I don't believe that the notion of giving in to one's needs is appreciated in our society's rush to do everything bigger, better, faster. Scheduling time for oneself is not only a fulfilling concept to me personally, but I believe it should be viewed as a measure of one's success.
I am altering my focus to take everything into consideration so that time no longer takes a toll on me. I've started to form the foundation for how to break out of routine and make time work for me. Right now I'm thinking that carving out a day a month that revolves only around me is a perfect start. I don't think that it's a selfish attitude, rather, I believe that by taking better care of myself then I am better able to enjoy and take care of my family 365 days of the year. My love for them doesn't waver, but being in better health year-round means that I have more energy to keep up with my two-year-old granddaughter as well. One day with her would run a millennial ragged -- trust me!

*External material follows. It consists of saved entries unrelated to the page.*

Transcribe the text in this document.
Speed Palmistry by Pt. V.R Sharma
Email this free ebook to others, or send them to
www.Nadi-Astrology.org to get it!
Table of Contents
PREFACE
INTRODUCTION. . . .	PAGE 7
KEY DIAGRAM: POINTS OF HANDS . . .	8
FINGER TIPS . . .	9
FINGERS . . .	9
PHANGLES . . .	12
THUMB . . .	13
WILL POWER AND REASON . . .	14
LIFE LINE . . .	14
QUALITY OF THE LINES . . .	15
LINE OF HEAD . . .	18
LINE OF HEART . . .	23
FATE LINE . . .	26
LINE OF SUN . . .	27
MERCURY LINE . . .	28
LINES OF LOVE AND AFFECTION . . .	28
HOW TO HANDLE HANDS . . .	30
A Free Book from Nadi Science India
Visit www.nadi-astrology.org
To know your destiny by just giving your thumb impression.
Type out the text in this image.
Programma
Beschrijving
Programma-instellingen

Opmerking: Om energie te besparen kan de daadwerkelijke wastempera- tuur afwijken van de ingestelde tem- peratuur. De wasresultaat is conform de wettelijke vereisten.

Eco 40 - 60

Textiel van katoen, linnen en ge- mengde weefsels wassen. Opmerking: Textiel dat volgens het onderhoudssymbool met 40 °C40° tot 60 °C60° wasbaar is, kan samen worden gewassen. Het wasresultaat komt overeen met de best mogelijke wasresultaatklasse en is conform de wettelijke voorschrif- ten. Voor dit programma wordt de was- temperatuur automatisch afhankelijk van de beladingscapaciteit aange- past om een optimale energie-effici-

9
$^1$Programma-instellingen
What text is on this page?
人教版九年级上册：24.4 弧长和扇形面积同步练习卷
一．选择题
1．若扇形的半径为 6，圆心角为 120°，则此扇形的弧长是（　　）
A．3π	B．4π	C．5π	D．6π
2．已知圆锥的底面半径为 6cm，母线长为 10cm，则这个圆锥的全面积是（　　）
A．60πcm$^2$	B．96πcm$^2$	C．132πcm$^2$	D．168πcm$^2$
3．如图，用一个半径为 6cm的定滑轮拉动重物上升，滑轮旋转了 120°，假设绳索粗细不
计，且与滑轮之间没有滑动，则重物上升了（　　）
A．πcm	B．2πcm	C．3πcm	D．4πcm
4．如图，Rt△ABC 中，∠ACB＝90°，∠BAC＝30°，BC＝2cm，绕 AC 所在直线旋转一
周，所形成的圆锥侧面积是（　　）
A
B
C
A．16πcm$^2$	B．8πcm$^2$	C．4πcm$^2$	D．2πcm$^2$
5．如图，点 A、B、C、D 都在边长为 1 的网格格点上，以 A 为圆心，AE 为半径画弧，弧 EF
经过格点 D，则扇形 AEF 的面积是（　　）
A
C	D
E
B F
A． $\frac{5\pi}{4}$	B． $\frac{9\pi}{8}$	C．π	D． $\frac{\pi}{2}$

Did you catch the flu this year? If so, then you know what's on my mind. I don't believe I have ever been that sick in my entire life. Spending a great deal of time (two solid weeks) in bed with fever, near-constant coughing and antibiotics for good measure allows one's imagination to run wild. It also turns out to be the perfect opportunity to assess how one fell into this horrible condition in the first place.
Before the flu I thought I was taking care of myself in the best ways possible. I eat well, exercise at the gym, swim, practice yoga, get acupuncture as well as regular massages and treat myself as often as possible to the rituals of manicures, pedicures and hair blowouts (necessities, to my mind, if one owns their own business and hopes to stay well ahead of the pack). I thought I was doing enough; I guess I was wrong.
Welcome to How to Take Care of Oneself 101. I certainly felt like I took a giant step back when battling the flu, and needed to find my footing as far as matters of my health are concerned; baby steps were in order.
When one is incapacitated by the flu and one's stomping ground is limited to the square footage of one's bed, time takes on a warped perspective. Okay, I admit, I binge-watched programming on my iPhone, my cell phone became my best friend, and I got hooked on Oprah. Like Oprah I follow the Weight Watchers program, have seen many of their ultra-convincing commercials with Oprah as spokesperson, and rely on their methods for maintaining a healthy weight as I've struggled with my weight my entire life -- a near-constant struggle that I've written about in previous blog postings.
While listening to Oprah, really listening as I was in effect a captive audience of one, I heard her talk about "getting lost": Oprah explained that this is when one looks in the mirror and realizes that there is a disconnect -- one is no longer connected to oneself. I needed to connect with myself so that I was doing the right things at the right time for myself, not just what had become routine, but being in sync with my mind and body so that I make adjustments on a day-to-day basis to achieve a better mind/body/health harmony. Maybe that means being fully aware of how I feel when I've returned home after attending a conference for days at a time and forego the gym and another excruciating workout. Maybe, instead, I opt for a long brisk walk in my San Francisco neighborhood or seek meditative time in my garden where an epiphany might unfold in any number of unplanned serene moments.
After all I have a lot on my mind with the success of my business always a primary focus in my life. The nagging pressure to define where I want to be in the next year, three years, ten years makes it tough to just relax. Time flies and relaxation, so I've heard, is not a natural human tendency. There are times that I need to be alone in my home just me and my thoughts. Be careful what you wish for as, surprisingly, I got just that when I caught the flu. But let's not diminish the value of alone time, either in sickness or in health.
Give yourself permission to take better care of yourself -- and check in and let me know how you are doing. Honestly, it's about time.